Perceptual (YIQ) Image Diff with Anti-Alias Suppression
visual_regression.image_difference counts raw per-channel max-delta pixels and
ssim_compare gives a global structural score. Neither uses a perceptual colour
metric, and neither ignores anti-aliased edges — the #1 source of false-positive
visual-diff failures across DPI and font-hinting. perceptual_diff compares pixels
in YIQ space (the pixelmatch colour metric, far closer to human perception than RGB)
and, by default, removes the thin one-pixel edge differences that anti-aliasing
produces (a morphological open), so only solid changed regions count.

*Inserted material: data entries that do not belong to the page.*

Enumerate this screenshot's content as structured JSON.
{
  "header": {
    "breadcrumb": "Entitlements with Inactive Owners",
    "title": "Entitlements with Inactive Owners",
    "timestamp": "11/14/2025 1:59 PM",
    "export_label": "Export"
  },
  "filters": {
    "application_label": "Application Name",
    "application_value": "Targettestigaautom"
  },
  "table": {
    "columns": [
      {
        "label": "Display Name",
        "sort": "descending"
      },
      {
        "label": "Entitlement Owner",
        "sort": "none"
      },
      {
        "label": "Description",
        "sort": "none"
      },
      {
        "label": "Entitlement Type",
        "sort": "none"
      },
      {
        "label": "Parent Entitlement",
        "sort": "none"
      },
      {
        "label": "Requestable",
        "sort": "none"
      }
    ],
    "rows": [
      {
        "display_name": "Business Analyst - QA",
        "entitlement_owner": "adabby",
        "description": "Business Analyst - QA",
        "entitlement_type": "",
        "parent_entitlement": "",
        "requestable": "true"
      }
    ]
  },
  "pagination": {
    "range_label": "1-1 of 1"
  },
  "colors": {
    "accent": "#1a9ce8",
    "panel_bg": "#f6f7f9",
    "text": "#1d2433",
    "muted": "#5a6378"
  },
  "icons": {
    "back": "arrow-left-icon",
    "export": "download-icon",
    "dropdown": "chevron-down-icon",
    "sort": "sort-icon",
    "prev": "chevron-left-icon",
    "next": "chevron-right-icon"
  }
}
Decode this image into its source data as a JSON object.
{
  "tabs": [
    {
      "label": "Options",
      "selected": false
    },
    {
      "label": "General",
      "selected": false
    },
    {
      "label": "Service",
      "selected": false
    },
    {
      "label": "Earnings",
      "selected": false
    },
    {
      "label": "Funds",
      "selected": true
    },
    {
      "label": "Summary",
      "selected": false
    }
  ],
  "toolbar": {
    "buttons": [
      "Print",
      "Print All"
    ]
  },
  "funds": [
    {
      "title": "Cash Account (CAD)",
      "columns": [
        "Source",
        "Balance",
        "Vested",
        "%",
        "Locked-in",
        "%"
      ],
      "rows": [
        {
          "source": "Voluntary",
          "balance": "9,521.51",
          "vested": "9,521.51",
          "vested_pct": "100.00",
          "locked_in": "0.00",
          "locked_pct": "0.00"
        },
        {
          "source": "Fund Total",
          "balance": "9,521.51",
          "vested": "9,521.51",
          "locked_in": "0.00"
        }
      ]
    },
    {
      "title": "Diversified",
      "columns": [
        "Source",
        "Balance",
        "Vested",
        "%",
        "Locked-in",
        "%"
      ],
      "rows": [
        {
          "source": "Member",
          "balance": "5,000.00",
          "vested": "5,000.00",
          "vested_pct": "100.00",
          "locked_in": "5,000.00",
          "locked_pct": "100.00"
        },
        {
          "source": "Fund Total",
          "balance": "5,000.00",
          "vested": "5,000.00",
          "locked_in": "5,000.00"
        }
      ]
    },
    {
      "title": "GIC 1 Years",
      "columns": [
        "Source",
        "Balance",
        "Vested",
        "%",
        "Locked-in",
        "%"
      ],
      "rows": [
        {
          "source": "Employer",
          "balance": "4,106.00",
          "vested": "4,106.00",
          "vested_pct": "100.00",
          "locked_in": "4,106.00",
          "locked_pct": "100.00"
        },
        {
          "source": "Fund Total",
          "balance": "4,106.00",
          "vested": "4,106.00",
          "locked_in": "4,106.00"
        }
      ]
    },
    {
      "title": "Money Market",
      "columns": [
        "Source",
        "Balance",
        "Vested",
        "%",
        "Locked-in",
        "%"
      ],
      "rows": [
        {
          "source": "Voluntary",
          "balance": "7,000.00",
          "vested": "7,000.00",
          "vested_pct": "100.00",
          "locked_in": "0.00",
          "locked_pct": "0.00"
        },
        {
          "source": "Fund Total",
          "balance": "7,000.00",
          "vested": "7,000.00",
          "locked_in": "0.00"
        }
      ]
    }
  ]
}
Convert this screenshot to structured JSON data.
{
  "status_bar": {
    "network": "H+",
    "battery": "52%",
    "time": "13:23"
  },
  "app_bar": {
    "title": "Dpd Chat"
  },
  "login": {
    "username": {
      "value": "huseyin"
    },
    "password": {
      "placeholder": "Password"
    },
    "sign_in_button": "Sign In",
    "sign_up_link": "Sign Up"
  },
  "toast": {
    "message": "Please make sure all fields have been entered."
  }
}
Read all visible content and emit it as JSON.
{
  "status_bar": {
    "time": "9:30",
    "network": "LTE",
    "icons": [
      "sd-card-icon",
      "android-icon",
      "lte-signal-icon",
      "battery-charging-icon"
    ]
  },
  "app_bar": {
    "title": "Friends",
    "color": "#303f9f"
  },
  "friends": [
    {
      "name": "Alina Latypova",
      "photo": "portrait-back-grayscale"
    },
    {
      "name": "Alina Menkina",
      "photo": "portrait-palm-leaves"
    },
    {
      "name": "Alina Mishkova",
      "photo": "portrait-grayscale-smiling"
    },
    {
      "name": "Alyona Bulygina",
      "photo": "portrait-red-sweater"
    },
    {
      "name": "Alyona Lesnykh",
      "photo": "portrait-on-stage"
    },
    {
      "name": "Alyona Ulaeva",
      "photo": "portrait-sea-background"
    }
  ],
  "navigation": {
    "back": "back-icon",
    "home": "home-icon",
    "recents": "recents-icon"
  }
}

Runs on an injectable image pair (ndarray / path / PIL), so it is headless-testable on
synthetic arrays. OpenCV + NumPy come in via je_open_cv; reuses the shared
connected-component helper and RGB loader. Imports no PySide6.
Headless API
from je_auto_control import perceptual_diff, assert_perceptual
result = perceptual_diff("actual.png", "golden.png", threshold=0.1)
print(result.diff_pixels, result.diff_ratio, result.regions)
# Gate a visual-regression test (raises if the ratio is exceeded).
assert_perceptual("actual.png", "golden.png", max_diff_ratio=0.01)
perceptual_diff returns a PerceptualDiffResult (diff_pixels,
total_pixels, diff_ratio, and the regions boxes of the changed clusters).
threshold (0..1) is the pixelmatch sensitivity. include_aa=True keeps the thin
edge differences instead of suppressing them. assert_perceptual raises
AutoControlActionException when diff_ratio exceeds max_diff_ratio. Images of
different sizes raise ValueError.
Executor command
AC_perceptual_diff (actual / expected / threshold / include_aa /
max_diff_ratio → {diff_pixels, total_pixels, diff_ratio, regions}; raises when
max_diff_ratio is given and exceeded). It is exposed as the MCP tool
ac_perceptual_diff and as a Script Builder command under Image.